Enlarged Prostate Gland: Overview

The enlarged prostate gland is medically called Benign Prostatic Hyperplasia (BPH). This is a condition in men in which the prostate gland is enlarged but not cancerous. Benign prostatic hyperplasia is also called benign prostatic hypertrophy or benign prostatic obstruction. It is normal that a man’s prostate goes through 2 main growth cycles, first is in early puberty where it doubles its size and the second time happens around the age 25 and goes on for most of the rest of a man's life. BPH most often occurs during this second growth phase.
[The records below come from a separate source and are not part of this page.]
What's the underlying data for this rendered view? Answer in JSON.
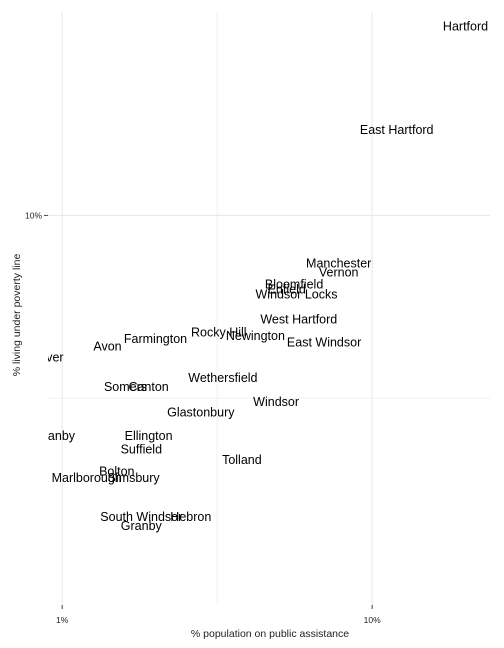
{
  "chart_data": {
    "type": "scatter",
    "title": "",
    "xlabel": "% population on public assistance",
    "ylabel": "% living under poverty line",
    "x_scale": "log",
    "y_scale": "log",
    "xlim": [
      0.9,
      24
    ],
    "ylim": [
      0.86,
      36
    ],
    "x_ticks": [
      {
        "value": 1,
        "label": "1%"
      },
      {
        "value": 10,
        "label": "10%"
      }
    ],
    "y_ticks": [
      {
        "value": 10,
        "label": "10%"
      }
    ],
    "grid": true,
    "legend": "none",
    "points": [
      {
        "label": "Hartford",
        "x": 20.0,
        "y": 33.0
      },
      {
        "label": "East Hartford",
        "x": 12.0,
        "y": 17.2
      },
      {
        "label": "Manchester",
        "x": 7.8,
        "y": 7.4
      },
      {
        "label": "Vernon",
        "x": 7.8,
        "y": 7.0
      },
      {
        "label": "Bloomfield",
        "x": 5.6,
        "y": 6.5
      },
      {
        "label": "Enfield",
        "x": 5.3,
        "y": 6.3
      },
      {
        "label": "Windsor Locks",
        "x": 5.7,
        "y": 6.1
      },
      {
        "label": "West Hartford",
        "x": 5.8,
        "y": 5.2
      },
      {
        "label": "Rocky Hill",
        "x": 3.2,
        "y": 4.8
      },
      {
        "label": "Newington",
        "x": 4.2,
        "y": 4.7
      },
      {
        "label": "East Windsor",
        "x": 7.0,
        "y": 4.5
      },
      {
        "label": "Farmington",
        "x": 2.0,
        "y": 4.6
      },
      {
        "label": "Avon",
        "x": 1.4,
        "y": 4.4
      },
      {
        "label": "Andover",
        "x": 0.85,
        "y": 4.1
      },
      {
        "label": "Wethersfield",
        "x": 3.3,
        "y": 3.6
      },
      {
        "label": "Somers",
        "x": 1.6,
        "y": 3.4
      },
      {
        "label": "Canton",
        "x": 1.9,
        "y": 3.4
      },
      {
        "label": "Windsor",
        "x": 4.9,
        "y": 3.1
      },
      {
        "label": "Glastonbury",
        "x": 2.8,
        "y": 2.9
      },
      {
        "label": "East Granby",
        "x": 0.85,
        "y": 2.5
      },
      {
        "label": "Ellington",
        "x": 1.9,
        "y": 2.5
      },
      {
        "label": "Suffield",
        "x": 1.8,
        "y": 2.3
      },
      {
        "label": "Tolland",
        "x": 3.8,
        "y": 2.15
      },
      {
        "label": "Bolton",
        "x": 1.5,
        "y": 2.0
      },
      {
        "label": "Marlborough",
        "x": 1.2,
        "y": 1.92
      },
      {
        "label": "Simsbury",
        "x": 1.7,
        "y": 1.92
      },
      {
        "label": "South Windsor",
        "x": 1.8,
        "y": 1.5
      },
      {
        "label": "Hebron",
        "x": 2.6,
        "y": 1.5
      },
      {
        "label": "Granby",
        "x": 1.8,
        "y": 1.42
      }
    ]
  }
}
As the prostate gland enlarges it presses against the urethra and the bladder wall becomes thicker. As it continues the bladder may weaken and lose the ability to empty fully leaving urine in the bladder all time. Benign Prostatic Hyperplasia (BPH) is not cancerous and will not develop to cancer but it may happen with other cancer at the same time, it is about half of all men between ages 51 and 60 have BPH. Up to 90% of men over age 80 have it.

What are the symptoms of having BPH?

  • Needing to urinate often, might be every 1 to 2 hours, mainly at night.
  • Feeling that the bladder is full, even right after urinating
  • Feeling that urinating "can't wait"
  • A weak flow of urine
  • Needing to stop and start urinating several times
  • Trouble starting to urinate
  • Trouble starting to urinate
  • Needing to push or strain to urinate


Who is more at risk to have this?

  • Aged 40 years and older
  • Have a family history of benign prostatic hyperplasia
  • Have medical conditions such as obesity, heart, and circulatory disease, and type 2 diabetes
  • Have a lack of physical exercise
  • Have erectile dysfunction


If you are experiencing these severe symptoms we are encouraging you to have a check with a doctor:


  • Complete inability to urinate
  • Painful, frequent, and urgent need to urinate, with fever and chills
  • Blood in the urine
  • Great discomfort or pain in the lower abdomen and urinary tract


Regular checkups are important even for men who have had surgery for BPH. Surgery does not protect against prostate cancer because only part of the prostate is removed. In all cases, the sooner a doctor finds a problem, the better the chances that treatment will work.